A Study of AK130 in Combination With AK112 for the Treatment of Advanced Pancreatic Cancer

Who May Qualify: - Be able and willing to provide written willing to sign a consent form. - Have a expected to live at least 3 months. - Have an Eastern Cooperative Oncology Group (ECOG) performance status of 0 or 1. - Subjects with diagnosed by tissue sample (biopsy-confirmed) advanced/metastatic pancreatic ductal adenocarcinoma (PDAC), who have progressed on ≤2 prior lines of systemic therapy. - According to RECIST v1.1, there is at least one measurable lesion. - Has your organs (liver, kidneys, etc.) are working well enough based on blood tests. - All subjects of reproductive potential must agree to use an effective method of contraception, as determined by the Investigator, during and for 90 days after the last dose of study treatment. - Able to to comply with all requirements of study participation (including all study procedures).

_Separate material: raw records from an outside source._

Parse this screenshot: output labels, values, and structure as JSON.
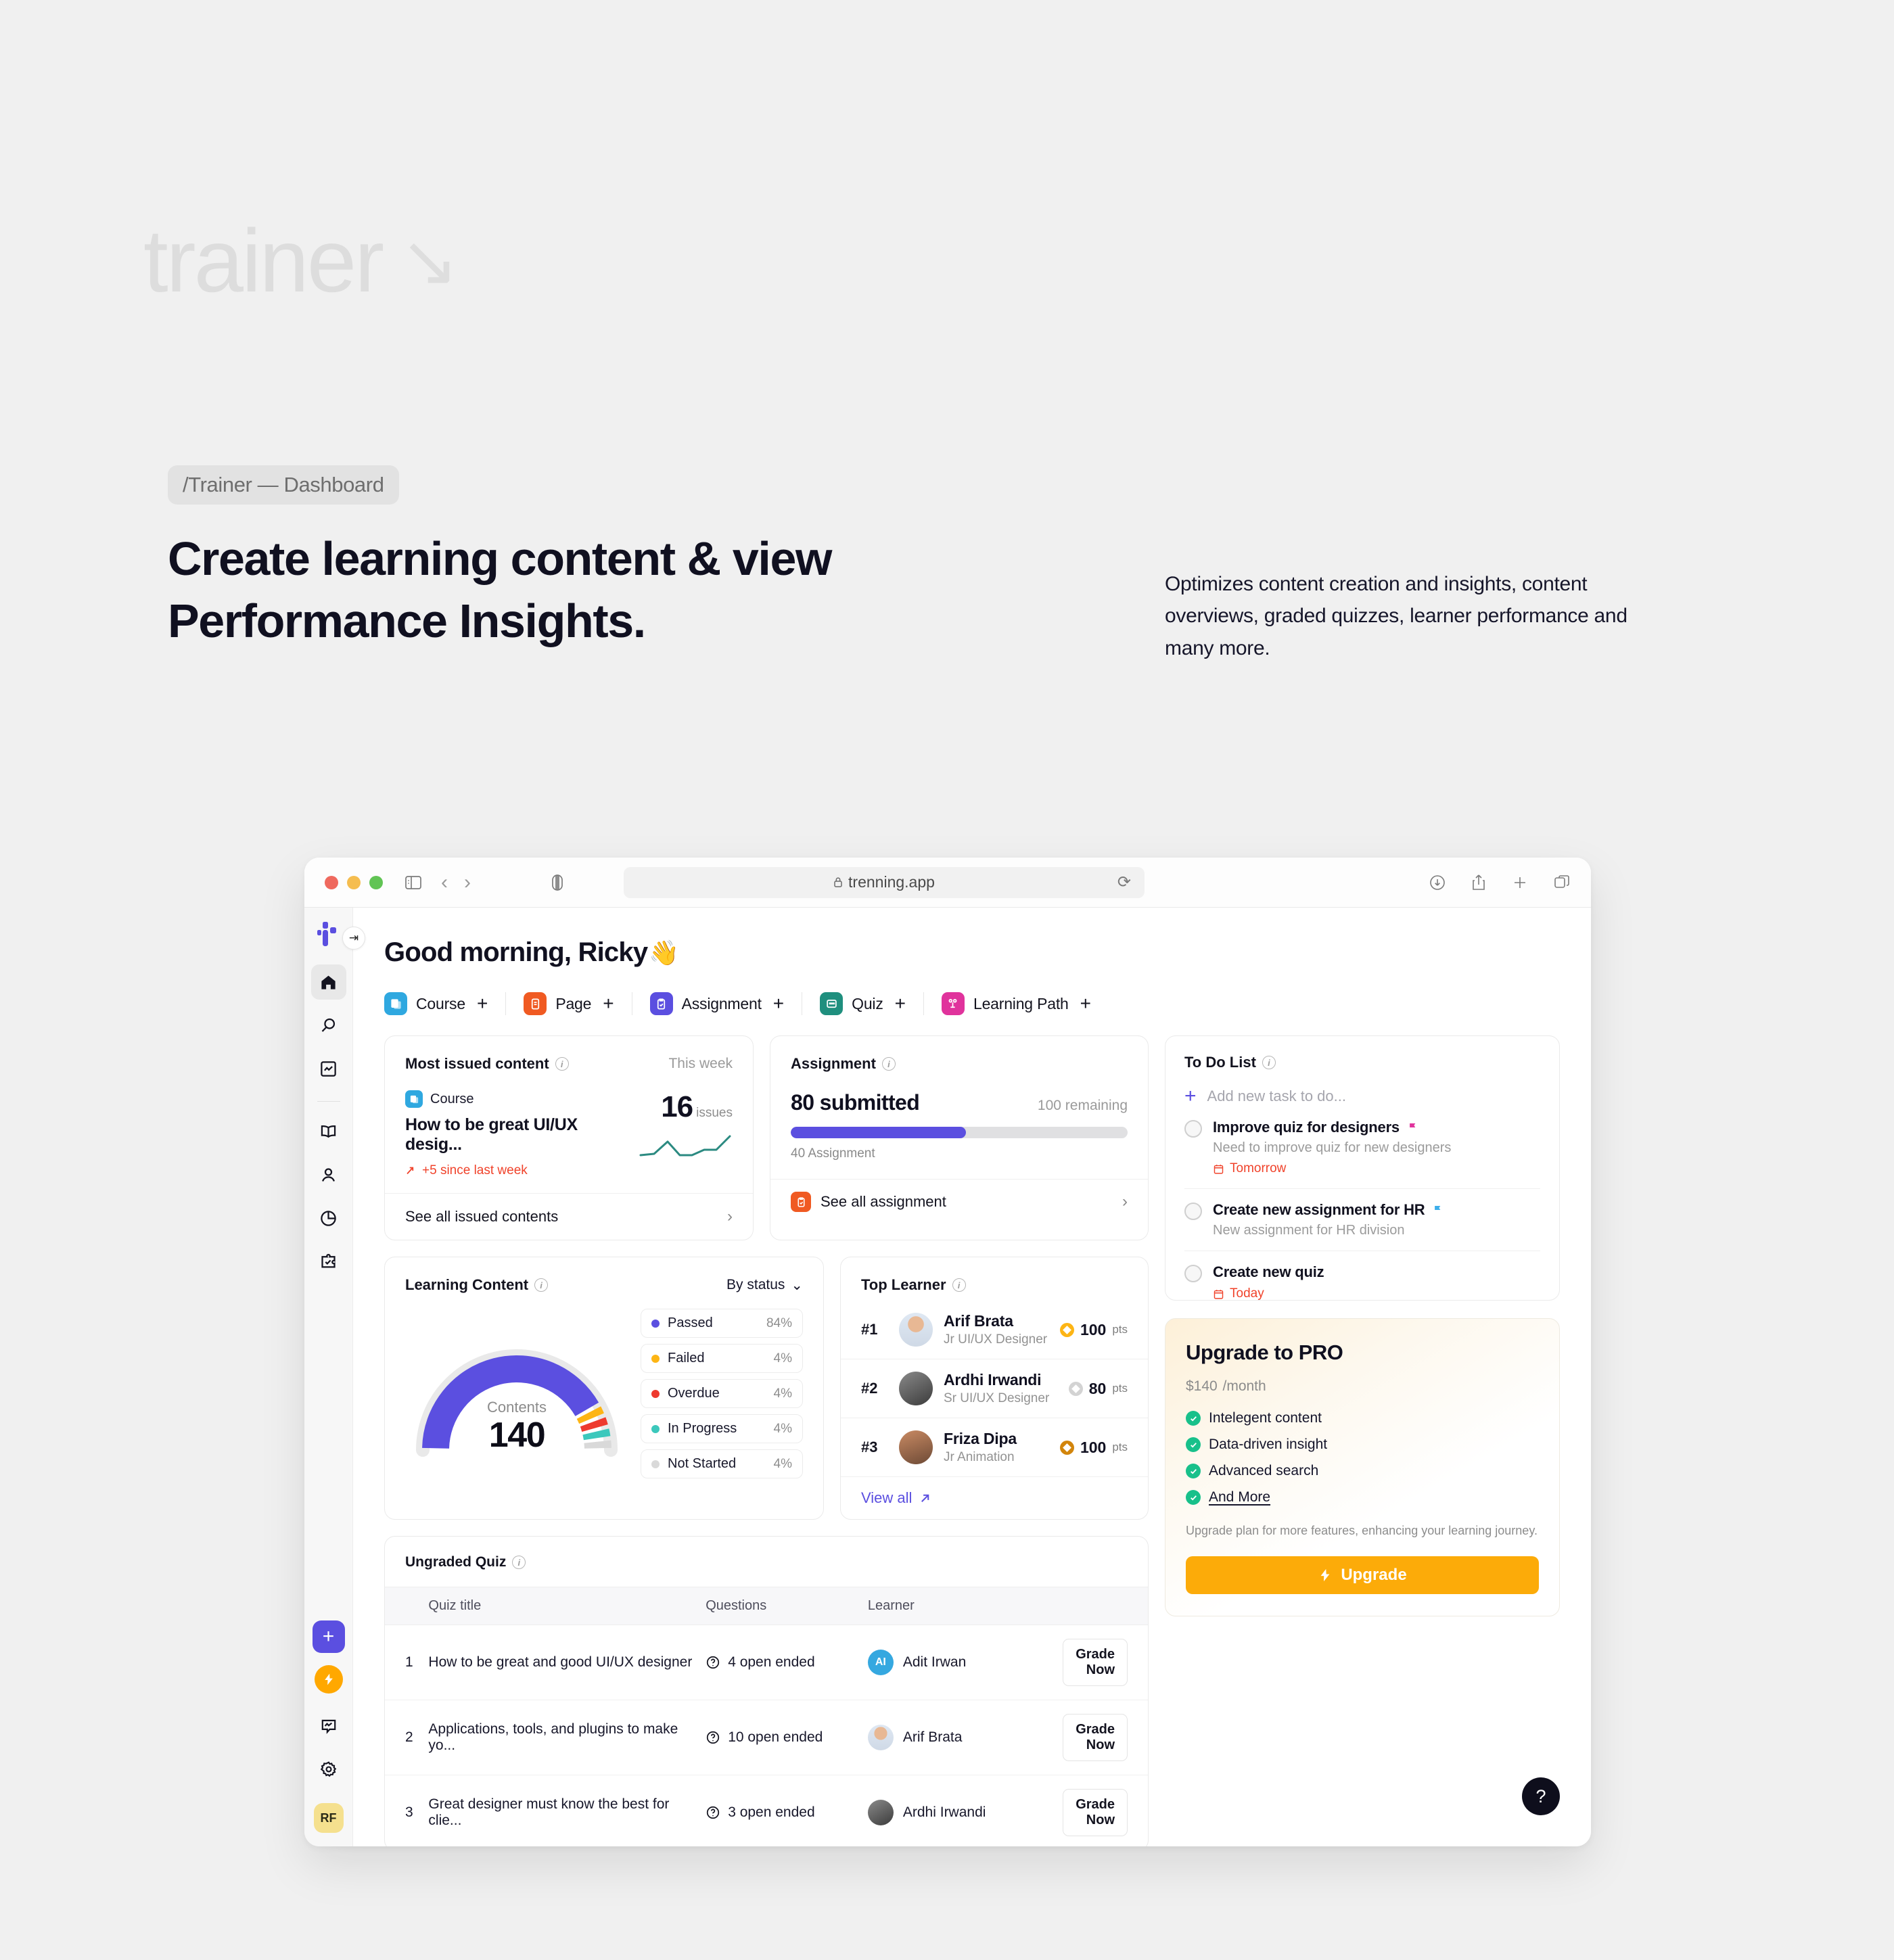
{
  "hero": {
    "wordmark": "trainer",
    "wordmark_arrow": "↘",
    "breadcrumb": "/Trainer — Dashboard",
    "headline": "Create learning content & view Performance Insights.",
    "subcopy": "Optimizes content creation and insights, content overviews, graded quizzes, learner performance and many more."
  },
  "browser": {
    "url": "trenning.app",
    "lock_icon": "lock-icon",
    "reload_icon": "reload-icon",
    "sidebar_toggle_icon": "sidebar-toggle-icon",
    "back_icon": "chevron-left-icon",
    "forward_icon": "chevron-right-icon",
    "reader_icon": "reader-view-icon",
    "downloads_icon": "downloads-icon",
    "share_icon": "share-icon",
    "newtab_icon": "plus-icon",
    "tabs_icon": "tab-overview-icon"
  },
  "sidebar": {
    "brand": "trenning-logo",
    "collapse_icon": "collapse-panel-icon",
    "items": [
      {
        "name": "home",
        "icon": "home-icon",
        "active": true
      },
      {
        "name": "search",
        "icon": "search-icon",
        "active": false
      },
      {
        "name": "analytics",
        "icon": "chart-box-icon",
        "active": false
      },
      {
        "name": "library",
        "icon": "book-open-icon",
        "active": false
      },
      {
        "name": "learners",
        "icon": "user-icon",
        "active": false
      },
      {
        "name": "reports",
        "icon": "pie-chart-icon",
        "active": false
      },
      {
        "name": "integrations",
        "icon": "puzzle-check-icon",
        "active": false
      }
    ],
    "bottom": {
      "add_label": "+",
      "bolt_icon": "bolt-icon",
      "feedback_icon": "feedback-chat-icon",
      "settings_icon": "gear-icon",
      "avatar_initials": "RF"
    }
  },
  "main": {
    "greeting": "Good morning, Ricky",
    "greeting_emoji": "👋",
    "create_items": [
      {
        "label": "Course",
        "icon": "course-icon",
        "color": "#2FA8E0",
        "plus": "+"
      },
      {
        "label": "Page",
        "icon": "page-icon",
        "color": "#F05A22",
        "plus": "+"
      },
      {
        "label": "Assignment",
        "icon": "assignment-icon",
        "color": "#5B4FE0",
        "plus": "+"
      },
      {
        "label": "Quiz",
        "icon": "quiz-icon",
        "color": "#1F8F7E",
        "plus": "+"
      },
      {
        "label": "Learning Path",
        "icon": "learning-path-icon",
        "color": "#E0339C",
        "plus": "+"
      }
    ]
  },
  "most_issued": {
    "title": "Most issued content",
    "period": "This week",
    "type_label": "Course",
    "type_icon": "course-icon",
    "content_title": "How to be great UI/UX desig...",
    "trend": "+5 since last week",
    "trend_icon": "trend-up-icon",
    "count": "16",
    "count_unit": "issues",
    "footer": "See all issued contents",
    "chevron": "›"
  },
  "assignment": {
    "title": "Assignment",
    "submitted": "80 submitted",
    "remaining": "100 remaining",
    "progress_percent": 52,
    "count": "40 Assignment",
    "footer": "See all assignment",
    "footer_icon": "assignment-icon",
    "chevron": "›"
  },
  "learning_content": {
    "title": "Learning Content",
    "filter": "By status",
    "filter_chevron": "⌄",
    "gauge_label": "Contents",
    "gauge_value": "140"
  },
  "chart_data": {
    "type": "pie",
    "title": "Learning Content",
    "subtitle": "By status",
    "center_label": "Contents",
    "center_value": 140,
    "legend_position": "right",
    "categories": [
      "Passed",
      "Failed",
      "Overdue",
      "In Progress",
      "Not Started"
    ],
    "values": [
      84,
      4,
      4,
      4,
      4
    ],
    "value_labels": [
      "84%",
      "4%",
      "4%",
      "4%",
      "4%"
    ],
    "colors": [
      "#5B4FE0",
      "#FDB515",
      "#EE3A2E",
      "#3CC8BC",
      "#D9D9D9"
    ]
  },
  "top_learner": {
    "title": "Top Learner",
    "view_all": "View all",
    "view_all_icon": "arrow-up-right-icon",
    "rows": [
      {
        "rank": "#1",
        "name": "Arif Brata",
        "role": "Jr UI/UX Designer",
        "points": "100",
        "unit": "pts",
        "medal": "#FDB515"
      },
      {
        "rank": "#2",
        "name": "Ardhi Irwandi",
        "role": "Sr UI/UX Designer",
        "points": "80",
        "unit": "pts",
        "medal": "#D3D3D3"
      },
      {
        "rank": "#3",
        "name": "Friza Dipa",
        "role": "Jr Animation",
        "points": "100",
        "unit": "pts",
        "medal": "#D2850C"
      }
    ]
  },
  "ungraded_quiz": {
    "title": "Ungraded Quiz",
    "columns": [
      "Quiz title",
      "Questions",
      "Learner"
    ],
    "action_label": "Grade Now",
    "rows": [
      {
        "idx": "1",
        "title": "How to be great and good UI/UX designer",
        "questions": "4 open ended",
        "learner": "Adit Irwan",
        "avatar_initials": "AI"
      },
      {
        "idx": "2",
        "title": "Applications, tools, and plugins to make yo...",
        "questions": "10 open ended",
        "learner": "Arif Brata",
        "avatar_initials": ""
      },
      {
        "idx": "3",
        "title": "Great designer must know the best for clie...",
        "questions": "3 open ended",
        "learner": "Ardhi Irwandi",
        "avatar_initials": ""
      }
    ]
  },
  "todo": {
    "title": "To Do List",
    "add_placeholder": "Add new task to do...",
    "items": [
      {
        "title": "Improve quiz for designers",
        "flag": "#E0339C",
        "desc": "Need to improve quiz for new designers",
        "due": "Tomorrow"
      },
      {
        "title": "Create new assignment for HR",
        "flag": "#3DAEEA",
        "desc": "New assignment for HR division",
        "due": ""
      },
      {
        "title": "Create new quiz",
        "flag": "",
        "desc": "",
        "due": "Today"
      }
    ]
  },
  "pro": {
    "title": "Upgrade to PRO",
    "price": "$140",
    "period": "/month",
    "features": [
      "Intelegent content",
      "Data-driven insight",
      "Advanced search",
      "And More"
    ],
    "note": "Upgrade plan for more features, enhancing your learning journey.",
    "button": "Upgrade",
    "button_icon": "bolt-icon"
  },
  "help": {
    "label": "?"
  }
}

Who Should NOT Join This Trial: - Except for PDAC, the subjects had other malignant tumors within the 5 years prior to enrollment. - There is central nervous system (CNS) metastasis, spinal cord compression, or meningeal metastasis. - There are pleural effusion, pericardial effusion, or ascites with clinical symptoms or requiring repeated drainage. - previous cancer treatment that works throughout the body (like chemotherapy) with either TGF-β inhibitors or anti-angiogenic agents. - There is a history of non infectious pneumonia that requires systemic glucocorticoid treatment. - History of severe bleeding tendency or coagulation dysfunction. - Previous history of myocarditis, cardiomyopathy, and malignant arrhythmia. - Pregnant or lactating female subject. Always talk to your doctor about whether this trial is right for you.